Kissing 2020 goodbye
Can vaccine distribution and a potential fiscal stimulus counteract rising unemployment claims?
>> Quick takes:
- Unemployment claims clearly signal trouble
- Supported by inflation and sentiment data
- Vaccination coming for people and the economy
- Fiscal stimulus still on the table
- CRE capital markets could bounce back sooner than expected
With our last weekly Economic Insights of 2020, we close the book on an unprecedented and tumultuous year while we look forward to 2021. Unfortunately, 2020 is ending with a loss of momentum. After snapping back in the summer and into the third quarter, the economic recovery has slowed. And it risks stalling out before the economy moves past the cataclysm that crippled it in 2020.
Still in the tunnel
The loss of momentum shows clearly in the weekly unemployment claims data.

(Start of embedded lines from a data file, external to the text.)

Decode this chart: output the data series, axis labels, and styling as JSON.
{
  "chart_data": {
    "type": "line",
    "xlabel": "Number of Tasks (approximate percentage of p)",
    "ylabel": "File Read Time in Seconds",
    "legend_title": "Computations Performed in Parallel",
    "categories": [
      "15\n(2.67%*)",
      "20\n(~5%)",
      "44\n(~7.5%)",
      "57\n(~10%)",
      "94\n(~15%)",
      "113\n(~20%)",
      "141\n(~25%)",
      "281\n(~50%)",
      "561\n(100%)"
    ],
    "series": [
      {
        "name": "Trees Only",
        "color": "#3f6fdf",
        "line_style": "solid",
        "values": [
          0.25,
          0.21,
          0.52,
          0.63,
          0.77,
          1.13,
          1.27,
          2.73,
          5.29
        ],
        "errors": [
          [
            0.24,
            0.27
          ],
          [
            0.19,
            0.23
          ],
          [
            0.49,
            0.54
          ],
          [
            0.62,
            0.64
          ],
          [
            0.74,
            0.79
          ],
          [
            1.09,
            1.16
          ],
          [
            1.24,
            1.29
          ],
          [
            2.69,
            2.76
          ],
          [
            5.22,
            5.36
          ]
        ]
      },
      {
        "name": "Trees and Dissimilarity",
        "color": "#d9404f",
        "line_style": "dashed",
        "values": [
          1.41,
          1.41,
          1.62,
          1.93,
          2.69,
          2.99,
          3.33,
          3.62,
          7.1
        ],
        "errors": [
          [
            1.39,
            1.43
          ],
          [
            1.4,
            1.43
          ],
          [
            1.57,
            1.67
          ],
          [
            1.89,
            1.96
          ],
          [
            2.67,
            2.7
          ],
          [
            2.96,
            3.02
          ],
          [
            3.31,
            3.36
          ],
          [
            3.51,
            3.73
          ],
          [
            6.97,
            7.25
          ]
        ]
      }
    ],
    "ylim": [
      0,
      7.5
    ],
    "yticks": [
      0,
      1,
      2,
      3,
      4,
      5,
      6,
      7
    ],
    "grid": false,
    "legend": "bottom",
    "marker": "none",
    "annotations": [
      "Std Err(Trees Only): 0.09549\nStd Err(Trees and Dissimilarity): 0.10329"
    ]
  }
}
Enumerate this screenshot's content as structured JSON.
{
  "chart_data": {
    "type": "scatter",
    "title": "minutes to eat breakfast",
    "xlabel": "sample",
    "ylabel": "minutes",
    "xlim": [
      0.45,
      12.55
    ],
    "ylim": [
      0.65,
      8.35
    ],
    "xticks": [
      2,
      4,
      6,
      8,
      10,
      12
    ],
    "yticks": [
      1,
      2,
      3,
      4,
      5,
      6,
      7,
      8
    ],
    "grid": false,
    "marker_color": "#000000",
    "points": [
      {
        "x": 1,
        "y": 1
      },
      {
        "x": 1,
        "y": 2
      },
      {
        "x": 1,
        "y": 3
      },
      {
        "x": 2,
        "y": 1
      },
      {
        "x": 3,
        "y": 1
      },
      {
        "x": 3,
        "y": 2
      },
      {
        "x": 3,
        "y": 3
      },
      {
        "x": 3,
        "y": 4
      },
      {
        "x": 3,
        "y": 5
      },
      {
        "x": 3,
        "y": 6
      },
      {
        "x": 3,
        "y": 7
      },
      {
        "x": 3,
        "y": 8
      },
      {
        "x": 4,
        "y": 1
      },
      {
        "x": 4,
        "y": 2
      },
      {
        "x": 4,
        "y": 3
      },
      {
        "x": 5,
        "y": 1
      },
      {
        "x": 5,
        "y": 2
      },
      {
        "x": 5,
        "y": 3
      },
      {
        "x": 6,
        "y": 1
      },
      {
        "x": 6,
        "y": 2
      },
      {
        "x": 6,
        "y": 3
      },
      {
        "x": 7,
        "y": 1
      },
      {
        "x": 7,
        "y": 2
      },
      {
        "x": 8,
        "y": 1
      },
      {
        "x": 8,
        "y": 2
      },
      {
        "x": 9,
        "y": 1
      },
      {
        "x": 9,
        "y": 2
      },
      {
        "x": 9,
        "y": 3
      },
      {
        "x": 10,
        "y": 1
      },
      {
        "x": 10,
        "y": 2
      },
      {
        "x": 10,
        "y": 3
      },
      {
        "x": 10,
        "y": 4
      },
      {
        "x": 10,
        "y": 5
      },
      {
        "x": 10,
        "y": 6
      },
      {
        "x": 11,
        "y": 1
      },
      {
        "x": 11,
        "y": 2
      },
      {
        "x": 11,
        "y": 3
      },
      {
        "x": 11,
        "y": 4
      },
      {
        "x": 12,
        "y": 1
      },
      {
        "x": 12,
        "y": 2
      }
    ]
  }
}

Weekly initial unemployment claims leapt by 137,000 to 853,000, the highest level since the middle of September. Additionally, continued unemployment claims, which have generally declined since May, also increased slightly. While too soon to signal a trend, rising continued claims reinforce the view that the recovery has slowed.
Initial weekly unemployment claims worrying
Consumption-related data also shows evidence of cooling in the economy. The headline consumer price index (CPI) for November held steady on a year-over-year basis while core CPI ticked up slightly year over year in November. Meanwhile, the headline producer price index (PPI) for November increased slightly but also remains subdued on a year-over-year basis. Taken together, the inflation data serves as another warning sign. And consumer sentiment for December, though up slightly, remains subdued and likely entangled in post-election feelings (from both Democrats and Republicans) that do not fully reflect economic reality.
While it will take some time to impact the economy, vaccination provides the best path to better times because the pandemic is the recession.
Seeing the light
Yet 2020 also ends with hope for 2021. First and foremost, vaccination distribution and administration began this week. While it will take some time to impact the economy, vaccination provides the best path to better times because the pandemic is the recession. As people get vaccinated, they will feel more confident engaging the economy. But those vaccinations will also slowly begin to bring the pandemic under control, which, all else equal, enables the non-vaccinated to go out and more safely participate in economic activities. Coupled with the return of warmer weather in the spring and the light at the end of a long, dark tunnel is becoming brighter.
With momentum stalling and cold, inclement weather returning while vaccination is beginning, the main unresolved issue becomes how quickly we can escape the dark tunnel. That largely depends on how much of a boost the economy receives from fiscal support. We remain steadfast in our apolitical view that the economy will not fully self-correct until the pandemic ends, or at least comes under control. That seems unlikely to occur until mid-2021 at the earliest. Consequently, our escape velocity remains uncertain but would benefit from one more round of government spending. We feel like we are getting a bit of whiplash on this issue, but as of this writing it appears as if a modest stimulus package remains within reach. Though smaller than previously mooted spending packages, it would nonetheless provide vital support during the critical first quarter of 2021 and help us accelerate out of the tunnel.
| What we are watching this week |
Retail sales on a core and headline basis for November could signal a worrying decline. Even accounting for more volatile components like auto sales and gasoline sales, the trend marks an unambiguous deceleration from the summer and even fall. Initial unemployment claims should change little, reflecting the more challenging economic environment of recent weeks. And housing starts and building permits for November should also hold steady, demonstrating the continued strength in housing even this far into 2020.
| What it means for CRE |
For commercial real estate (CRE), the path forward remains nuanced and differences could become exacerbated by how quickly economic recovery unfolds. Normal divergences during economic recoveries – by property type, property quality, and by geography – could get amplified during this cycle. While we expect property market fundamentals to lag the business cycle, as they always do, we have already observed heartening signs of stabilization in the transactions market. In a break from the past, the transaction market responded much more quickly this cycle than previous cycles. The tentative signs of stabilization provide hope that we could see increased volume and even pricing in 2021, potentially running ahead of the recovery space market fundamentals. Depending upon how that unfolds, that could also provide an interesting break from history.
| Thought of the week |
As of this writing, the S&P 500 index increased by roughly 13% in 2020, despite the massive economic downturn.
Note: Economic Insights will return in January 2021. Happy holidays!